Ferencváros rozpoczął przygotowania do drugiej połowy sezonu i udał się do Mezőkövesd na obóz przygotowawczy. Główny trener Dejan Sztankovics zmotywował mnie do dalszej pracy i wyznaczył jasny cel na wiosnę.
Ferencváros ostatni mecz rozegrał nieco ponad miesiąc temu, 17 grudnia, a piłkarze ostatnie tygodnie spędzili na odpoczynku.

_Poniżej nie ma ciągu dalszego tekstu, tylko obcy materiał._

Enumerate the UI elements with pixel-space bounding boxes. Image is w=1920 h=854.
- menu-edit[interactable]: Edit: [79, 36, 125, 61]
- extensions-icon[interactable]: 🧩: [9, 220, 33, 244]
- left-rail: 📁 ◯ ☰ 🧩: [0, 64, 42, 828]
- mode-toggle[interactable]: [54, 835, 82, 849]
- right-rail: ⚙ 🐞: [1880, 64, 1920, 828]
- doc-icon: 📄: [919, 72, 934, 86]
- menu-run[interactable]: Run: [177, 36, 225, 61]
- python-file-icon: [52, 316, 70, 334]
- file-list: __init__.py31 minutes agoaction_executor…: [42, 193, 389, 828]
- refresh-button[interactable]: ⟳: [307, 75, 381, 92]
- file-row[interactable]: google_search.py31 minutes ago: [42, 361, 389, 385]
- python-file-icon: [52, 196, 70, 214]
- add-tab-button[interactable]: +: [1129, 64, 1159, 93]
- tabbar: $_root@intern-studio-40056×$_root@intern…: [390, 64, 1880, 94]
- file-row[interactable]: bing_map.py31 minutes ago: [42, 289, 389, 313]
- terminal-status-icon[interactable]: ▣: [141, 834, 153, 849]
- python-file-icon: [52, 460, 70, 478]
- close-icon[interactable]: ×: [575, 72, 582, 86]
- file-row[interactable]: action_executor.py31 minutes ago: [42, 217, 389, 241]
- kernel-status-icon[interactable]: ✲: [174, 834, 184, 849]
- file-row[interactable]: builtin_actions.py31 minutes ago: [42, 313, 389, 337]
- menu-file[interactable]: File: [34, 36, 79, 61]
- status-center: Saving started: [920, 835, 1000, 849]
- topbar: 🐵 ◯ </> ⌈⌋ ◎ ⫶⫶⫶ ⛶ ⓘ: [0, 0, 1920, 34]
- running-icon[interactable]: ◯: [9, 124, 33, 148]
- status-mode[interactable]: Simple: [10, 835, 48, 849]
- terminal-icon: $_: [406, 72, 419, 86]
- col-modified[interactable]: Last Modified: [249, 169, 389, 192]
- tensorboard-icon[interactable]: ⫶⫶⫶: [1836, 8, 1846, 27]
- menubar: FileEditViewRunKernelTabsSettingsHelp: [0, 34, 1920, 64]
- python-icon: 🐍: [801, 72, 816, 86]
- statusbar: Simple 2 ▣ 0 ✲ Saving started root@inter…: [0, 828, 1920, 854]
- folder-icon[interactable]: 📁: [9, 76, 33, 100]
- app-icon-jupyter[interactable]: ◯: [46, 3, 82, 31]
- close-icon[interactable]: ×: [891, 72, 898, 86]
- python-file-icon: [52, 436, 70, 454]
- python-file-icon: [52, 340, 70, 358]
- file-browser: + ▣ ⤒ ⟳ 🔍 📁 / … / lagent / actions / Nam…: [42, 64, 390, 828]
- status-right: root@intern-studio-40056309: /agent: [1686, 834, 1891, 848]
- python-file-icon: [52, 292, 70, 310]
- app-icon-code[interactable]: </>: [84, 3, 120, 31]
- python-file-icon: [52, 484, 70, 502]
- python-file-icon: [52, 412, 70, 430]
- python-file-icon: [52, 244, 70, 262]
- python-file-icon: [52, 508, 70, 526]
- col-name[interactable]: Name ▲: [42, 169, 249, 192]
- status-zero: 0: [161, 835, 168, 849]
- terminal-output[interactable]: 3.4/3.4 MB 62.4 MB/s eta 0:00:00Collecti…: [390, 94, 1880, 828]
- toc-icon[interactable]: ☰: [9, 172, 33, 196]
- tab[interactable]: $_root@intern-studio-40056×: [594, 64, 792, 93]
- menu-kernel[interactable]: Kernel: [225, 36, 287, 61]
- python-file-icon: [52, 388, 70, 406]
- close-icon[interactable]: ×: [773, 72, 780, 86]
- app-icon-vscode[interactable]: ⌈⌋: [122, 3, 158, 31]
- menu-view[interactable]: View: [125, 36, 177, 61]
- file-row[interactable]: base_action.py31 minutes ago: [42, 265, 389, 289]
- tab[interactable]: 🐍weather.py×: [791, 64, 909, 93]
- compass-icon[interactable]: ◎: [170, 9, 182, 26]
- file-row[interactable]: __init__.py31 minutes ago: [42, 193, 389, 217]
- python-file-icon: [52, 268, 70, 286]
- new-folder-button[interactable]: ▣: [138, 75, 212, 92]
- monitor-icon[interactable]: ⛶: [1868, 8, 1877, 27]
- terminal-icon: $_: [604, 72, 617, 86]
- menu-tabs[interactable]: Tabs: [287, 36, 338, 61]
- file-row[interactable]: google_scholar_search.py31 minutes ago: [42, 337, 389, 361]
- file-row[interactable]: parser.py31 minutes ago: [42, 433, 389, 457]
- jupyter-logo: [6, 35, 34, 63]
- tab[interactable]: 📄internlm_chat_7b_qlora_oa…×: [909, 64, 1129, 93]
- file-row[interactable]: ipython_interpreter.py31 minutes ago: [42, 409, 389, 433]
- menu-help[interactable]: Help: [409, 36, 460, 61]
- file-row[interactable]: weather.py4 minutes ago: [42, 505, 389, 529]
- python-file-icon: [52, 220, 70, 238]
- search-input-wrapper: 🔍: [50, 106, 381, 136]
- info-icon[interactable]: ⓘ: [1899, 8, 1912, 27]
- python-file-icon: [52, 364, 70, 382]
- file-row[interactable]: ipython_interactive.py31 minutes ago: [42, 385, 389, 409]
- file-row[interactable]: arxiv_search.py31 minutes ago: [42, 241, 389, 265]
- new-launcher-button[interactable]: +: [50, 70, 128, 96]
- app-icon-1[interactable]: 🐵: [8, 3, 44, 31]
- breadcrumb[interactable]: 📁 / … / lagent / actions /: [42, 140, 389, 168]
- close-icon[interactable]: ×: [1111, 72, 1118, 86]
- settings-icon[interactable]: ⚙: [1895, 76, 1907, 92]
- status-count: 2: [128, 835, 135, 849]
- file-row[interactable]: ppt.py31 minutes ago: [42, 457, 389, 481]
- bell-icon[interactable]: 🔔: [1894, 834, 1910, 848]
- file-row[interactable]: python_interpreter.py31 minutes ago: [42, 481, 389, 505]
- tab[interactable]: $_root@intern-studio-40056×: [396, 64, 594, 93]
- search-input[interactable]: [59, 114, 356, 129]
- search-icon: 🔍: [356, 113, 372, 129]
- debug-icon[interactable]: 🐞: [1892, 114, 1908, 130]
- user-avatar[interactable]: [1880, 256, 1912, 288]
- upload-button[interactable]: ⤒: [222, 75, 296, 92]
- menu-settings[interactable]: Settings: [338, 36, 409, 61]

Zespół przybył do Centrum Sportowego Népligeti w piątek, główny trener Dejan Sztankovics przeprowadził w sobotę pierwszą w tym roku sesję treningową, po czym 34-krotny mistrz Węgier wyjechał na zgrupowanie w Mezőkövesd, podaje Metropol .
„Zawodnicy wrócili gotowi, z dobrym nastawieniem i motywacją. Pierwsza sesja treningowa była tylko sesją treningową, zaczniemy ciężką pracę w Mezőkövesden”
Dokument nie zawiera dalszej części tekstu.